Tytuł pozycji:
Multilingual Template-based Automatic Item Generation for Medical Education Supported by Generative Artificial Intelligence Models ChatGPT and Claude
Objective: This study has two main aims. (1) To generate multiple-choice questions (MCQs) using template-based automatic item generation (AIG) in Polish and to evaluate the appropriateness of these MCQs in terms of assessing clinical reasoning skills in medical education; (2) to present a method for using artificial intelligence (AI) to generate new item models based on existing models for template-based AIG in medical education. Methods: This was a methodological study. For the first aim, we followed Gierl’s three- -step template-based AIG method to generate MCQ items in Polish. The quality of the generated MCQs were evaluated by two experts using a structured form.

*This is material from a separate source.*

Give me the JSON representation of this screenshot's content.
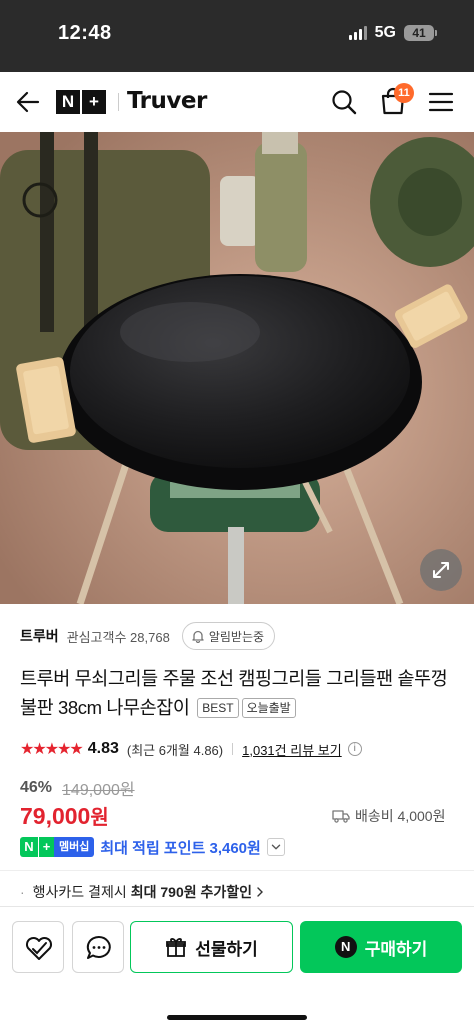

For the second aim, we proposed a four-step process for using a parent template in English to transform it into new templates. We implemented this method in ChatGPT and Claude by using two medical MCQ item models. Results: Both experts found the automatically generated Polish questions clear, clinically sound, and suitable for assessing clinical reasoning. Regarding the template transformation, our findings showed that ChatGPT and Claude are able to transform item models into new models. Conclusions: We demonstrated the successful implementation of template-based AIG in Polish for generating case-based MCQs to assess clinical reasoning skills in medical education. We also presented an AI-based method to transform item models for enhancing diversity in template-based AIG. Future research should integrate AI-generated models into AIG, evaluate their exam performance, and explore their use in various fields.